为什么我使用 python 构建的 Webscraper 在应该返回抓取的数据时返回一个空列表？答案

【问题标题】：Why does my Webscraper built using python return an empty list when it should return scraped data?为什么我使用 python 构建的 Webscraper 在应该返回抓取的数据时返回一个空列表？
【发布时间】：2021-07-27 16:36:26
【问题描述】：

我正在尝试从https://nike.co.in 抓取产品详细信息，例如产品名称、价格、类别、颜色尽管为脚本提供了正确的 Xpath，但它似乎并没有抓取细节，它给出了一个空列表。这是我的完整脚本：

import time
import numpy as np
from selenium import webdriver
from selenium.webdriver.common.keys import Keys
from webdriver_manager.chrome import ChromeDriverManager


def scrape_nike(shop_by_category):
    website_address = ['https://nike.co.in']
    options = webdriver.ChromeOptions()
    options.add_argument('start-maximized')
    options.add_argument("window-size=1200x600")
    options.add_experimental_option("excludeSwitches", ["enable-automation"])
    options.add_experimental_option('useAutomationExtension', False)

    browser = webdriver.Chrome(ChromeDriverManager().install(), options=options)
    delays = [7, 4, 6, 2, 10, 19]
    delay = np.random.choice(delays)
    for crawler in website_address:
        browser.get(crawler)
        time.sleep(2)
        time.sleep(delay)

        browser.find_element_by_xpath('//*[@id="VisualSearchInput"]').send_keys(shop_by_category, Keys.ENTER)
        product_price = browser.find_elements_by_xpath('//*[@id="Wall"]/div/div[5]/div/main/section/div/div[1]/div/figure/div/div[3]/div/div/div/div')
        product_price_list = [elem.text for elem in product_price]
        product_category = browser.find_elements_by_xpath('//*[@id="Wall"]/div/div[5]/div/main/section/div/div[1]/div/figure/div/div[1]/div/div[2]')
        product_category_list = [elem.text for elem in product_category]
        product_name = browser.find_elements_by_xpath('//*[@id="Nike Air Zoom Vomero 15"]')
        product_name_list = [elem.text for elem in product_name]
        product_colors = browser.find_elements_by_xpath('//*[@id="Wall"]/div/div[5]/div/main/section/div/div[4]/div/figure/div/div[2]/div/button/div')
        product_colors_list = [elem.text for elem in product_colors]
        print(product_price_list)
        print(product_category_list)
        print(product_name_list)
        print(product_colors_list)


if __name__ == '__main__':
    category_name_list = ['running']
    for category in category_name_list:
        scrape_nike(category)

我想要的输出是这样的：

[Rs 1000, Rs 2990, Rs 3000,....]
[Mens running shoes, Womens running shoes, ...]
[Nike Air Zoom Pegasus, Nike Quest 3, ...]
[5 colors, 1 colors, 3 colors, ...]

但我现在得到的输出是：

[]
[]
[]
[]

我得到空列表的确切问题是什么？
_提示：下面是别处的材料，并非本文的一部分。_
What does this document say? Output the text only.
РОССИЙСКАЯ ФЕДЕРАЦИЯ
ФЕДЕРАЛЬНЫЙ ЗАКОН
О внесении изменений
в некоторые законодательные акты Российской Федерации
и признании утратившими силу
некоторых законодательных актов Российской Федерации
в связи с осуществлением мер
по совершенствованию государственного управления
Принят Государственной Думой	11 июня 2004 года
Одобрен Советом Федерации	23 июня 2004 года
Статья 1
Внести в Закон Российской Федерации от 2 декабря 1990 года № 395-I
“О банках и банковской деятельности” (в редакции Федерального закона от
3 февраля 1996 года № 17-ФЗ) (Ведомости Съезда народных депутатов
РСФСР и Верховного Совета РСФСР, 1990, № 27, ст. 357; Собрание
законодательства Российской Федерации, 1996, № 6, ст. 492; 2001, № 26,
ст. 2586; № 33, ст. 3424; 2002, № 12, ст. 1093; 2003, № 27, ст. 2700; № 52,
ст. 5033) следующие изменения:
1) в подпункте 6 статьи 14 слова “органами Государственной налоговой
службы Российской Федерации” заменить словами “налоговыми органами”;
我不明白。请帮忙！！

编辑：我现在只能在列表中获取单个产品详细信息，而我想要所有产品，这是我对代码的更改

product_price = wait.until(EC.presence_of_all_elements_located((By.XPATH, '//*[@id="Wall"]/div/div[5]/div/main/section/div/div[1]/div/figure/div/div[3]/div/div/div/div')))
        product_price_list = [elem.text for elem in product_price]
        product_category = wait.until(EC.presence_of_all_elements_located((By.XPATH, '//*[@id="Wall"]/div/div[5]/div/main/section/div/div[1]/div/figure/div/div[1]/div/div[2]')))
        product_category_list = [elem.text for elem in product_category]
        product_name = wait.until(EC.presence_of_all_elements_located((By.XPATH, '//*[@id="Nike Air Zoom Vomero 15"]')))
        product_name_list = [elem.text for elem in product_name]
        product_colors = wait.until(EC.presence_of_all_elements_located((By.XPATH, '//*[@id="Wall"]/div/div[5]/div/main/section/div/div[4]/div/figure/div/div[2]/div/button/div')))
        product_colors_list = [elem.text for elem in product_colors]

这给出了：

['₹13,495']
["Men's Running Shoe"]
['Nike Air Zoom Vomero 15']
['5 Colours']

我想要多个这样的条目

EDIT-2*：我也尝试过使用 beautifulsoup4，但也返回了空输出。

from selenium import webdriver
from selenium.webdriver.common.keys import Keys
from bs4 import BeautifulSoup
import pandas as pd


def adidas(shop_by_category):
    driver = webdriver.Chrome("F:\\chromedriver\chromedriver.exe")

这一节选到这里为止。